The Faculty of Administrative Sciences and Economics held a farewell ceremony on Wednesday, the 4th of June 2025, at Ibn Sina Hall, bringing together the graduating students of the Departments of Business and Management, Accounting, Banking and Finance, and International Relations and Diplomacy for a final shared occasion before they step forward into their professional lives. Faculty staff, department heads, and the Dean joined them — not in the formal capacity of educators overseeing students, but as people saying goodbye to a class they had come to know well.
The ceremony opened with a memorial video composed of photographs gathered from across the students’ four years at the faculty — moments from events, activities, and the everyday life of campus that most had long stopped noticing. Seeing them assembled and played back, one after another, had a quiet and immediate effect on the room. Four years, it turns out, look like a great deal when you see them all at once.

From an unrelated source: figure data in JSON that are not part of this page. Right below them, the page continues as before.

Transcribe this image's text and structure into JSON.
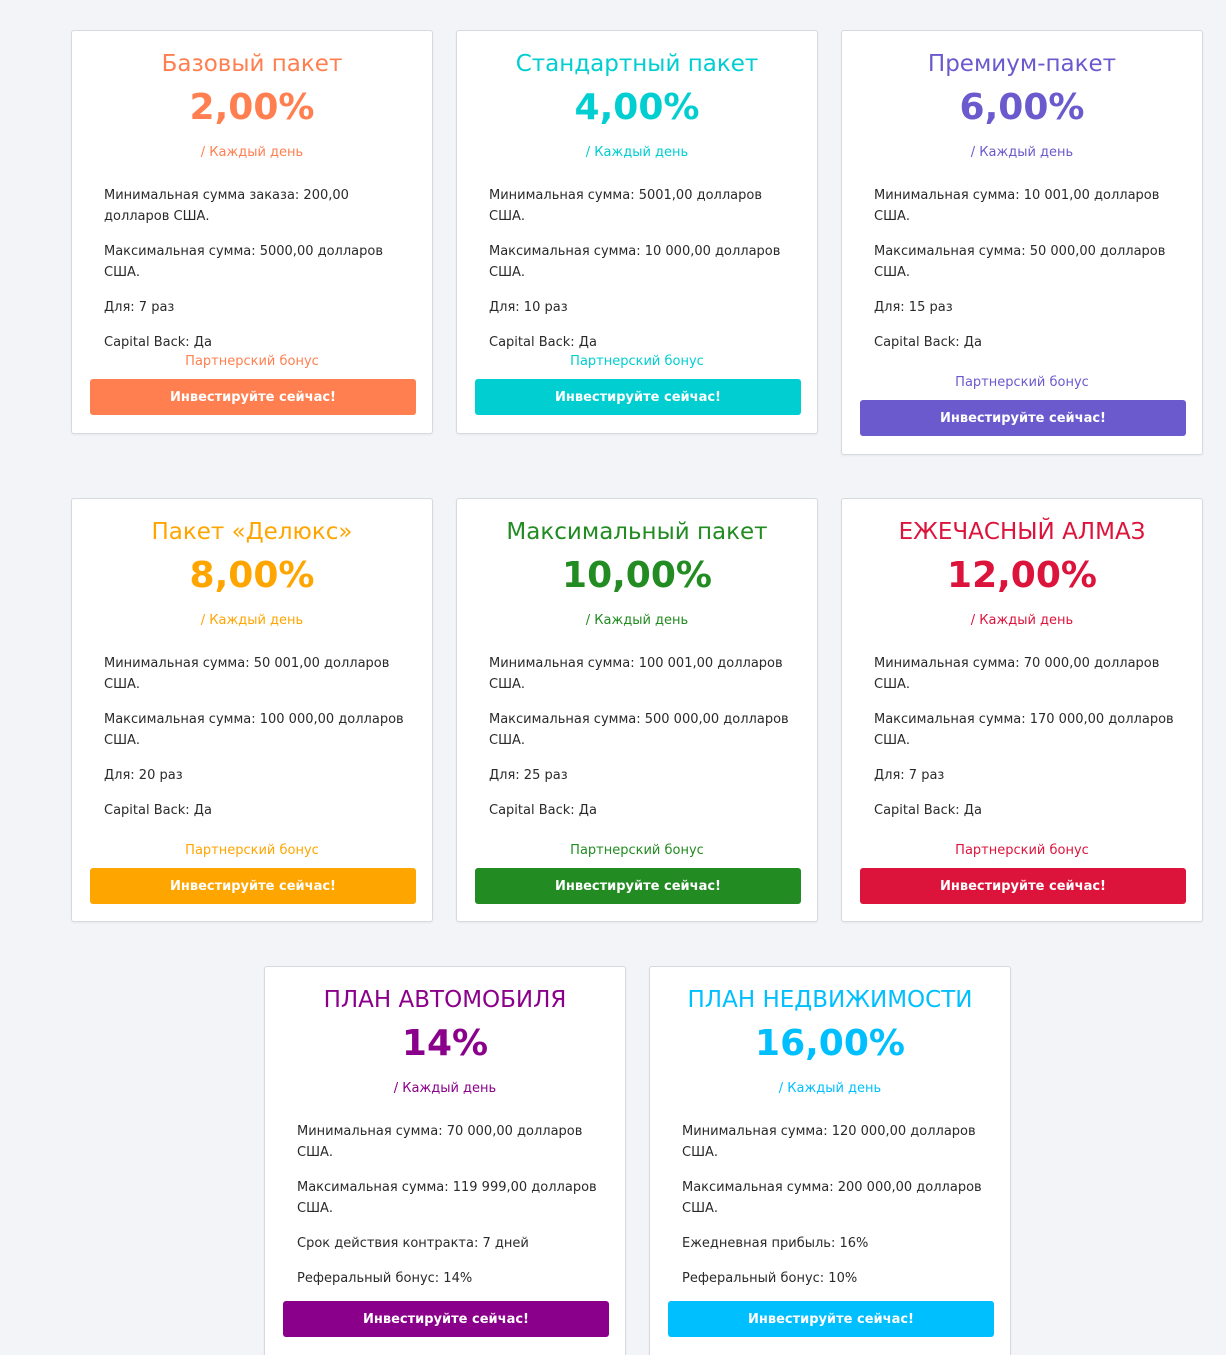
{
  "packages": [
    {
      "title": "Базовый пакет",
      "rate": "2,00%",
      "period": "/ Каждый день",
      "color": "#ff7f50",
      "features": [
        "Минимальная сумма заказа: 200,00 долларов США.",
        "Максимальная сумма: 5000,00 долларов США.",
        "Для: 7 раз",
        "Capital Back: Да"
      ],
      "bonus": "Партнерский бонус",
      "button": "Инвестируйте сейчас!"
    },
    {
      "title": "Стандартный пакет",
      "rate": "4,00%",
      "period": "/ Каждый день",
      "color": "#00ced1",
      "features": [
        "Минимальная сумма: 5001,00 долларов США.",
        "Максимальная сумма: 10 000,00 долларов США.",
        "Для: 10 раз",
        "Capital Back: Да"
      ],
      "bonus": "Партнерский бонус",
      "button": "Инвестируйте сейчас!"
    },
    {
      "title": "Премиум-пакет",
      "rate": "6,00%",
      "period": "/ Каждый день",
      "color": "#6a5acd",
      "features": [
        "Минимальная сумма: 10 001,00 долларов США.",
        "Максимальная сумма: 50 000,00 долларов США.",
        "Для: 15 раз",
        "Capital Back: Да"
      ],
      "bonus": "Партнерский бонус",
      "button": "Инвестируйте сейчас!"
    },
    {
      "title": "Пакет «Делюкс»",
      "rate": "8,00%",
      "period": "/ Каждый день",
      "color": "#ffa500",
      "features": [
        "Минимальная сумма: 50 001,00 долларов США.",
        "Максимальная сумма: 100 000,00 долларов США.",
        "Для: 20 раз",
        "Capital Back: Да"
      ],
      "bonus": "Партнерский бонус",
      "button": "Инвестируйте сейчас!"
    },
    {
      "title": "Максимальный пакет",
      "rate": "10,00%",
      "period": "/ Каждый день",
      "color": "#228b22",
      "features": [
        "Минимальная сумма: 100 001,00 долларов США.",
        "Максимальная сумма: 500 000,00 долларов США.",
        "Для: 25 раз",
        "Capital Back: Да"
      ],
      "bonus": "Партнерский бонус",
      "button": "Инвестируйте сейчас!"
    },
    {
      "title": "ЕЖЕЧАСНЫЙ АЛМАЗ",
      "rate": "12,00%",
      "period": "/ Каждый день",
      "color": "#dc143c",
      "features": [
        "Минимальная сумма: 70 000,00 долларов США.",
        "Максимальная сумма: 170 000,00 долларов США.",
        "Для: 7 раз",
        "Capital Back: Да"
      ],
      "bonus": "Партнерский бонус",
      "button": "Инвестируйте сейчас!"
    },
    {
      "title": "ПЛАН АВТОМОБИЛЯ",
      "rate": "14%",
      "period": "/ Каждый день",
      "color": "#8b008b",
      "features": [
        "Минимальная сумма: 70 000,00 долларов США.",
        "Максимальная сумма: 119 999,00 долларов США.",
        "Срок действия контракта: 7 дней",
        "Реферальный бонус: 14%"
      ],
      "bonus": "",
      "button": "Инвестируйте сейчас!"
    },
    {
      "title": "ПЛАН НЕДВИЖИМОСТИ",
      "rate": "16,00%",
      "period": "/ Каждый день",
      "color": "#00bfff",
      "features": [
        "Минимальная сумма: 120 000,00 долларов США.",
        "Максимальная сумма: 200 000,00 долларов США.",
        "Ежедневная прибыль: 16%",
        "Реферальный бонус: 10%"
      ],
      "bonus": "",
      "button": "Инвестируйте сейчас!"
    }
  ]
}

Dean Dr. Fatih Cura was the first to address the graduates. He spoke warmly and directly, praising the students not only for their academic achievements but for who they had grown to be as individuals throughout their time at the faculty. His words carried genuine pride and personal warmth — the kind that comes not from formality, but from having truly watched these students grow. Mr. Fayeq Ali, Head of the Business and Management Department, then addressed his cohort directly, followed by Dr. Abubakar Karaye, who leads both the Accounting and Banking and Finance Departments and spoke to the students of both with equal care and conviction. Dr. Dana Sajadi, Head of the International Relations and Diplomacy Department, closed the faculty addresses with thoughtful and heartfelt words that reflected his deep connection with his students.
The microphone was then given to the students themselves, and what followed was perhaps the most human part of the afternoon. Graduates spoke openly — about the professors who had pushed them, the friendships that had sustained them, the moments of doubt they had quietly overcome, and the gratitude they had not always found the right occasion to express.
A large cake was cut to mark the occasion — greeted with the kind of spontaneous joy that no ceremony can plan for — before the gathering moved outside for a coffee hour. There, over snacks and unhurried conversation, staff and graduates spoke to one another as they rarely get to during the academic year: without agenda, without assessment, simply as people who had shared something meaningful. The afternoon extended naturally, because no one was quite ready for it to end.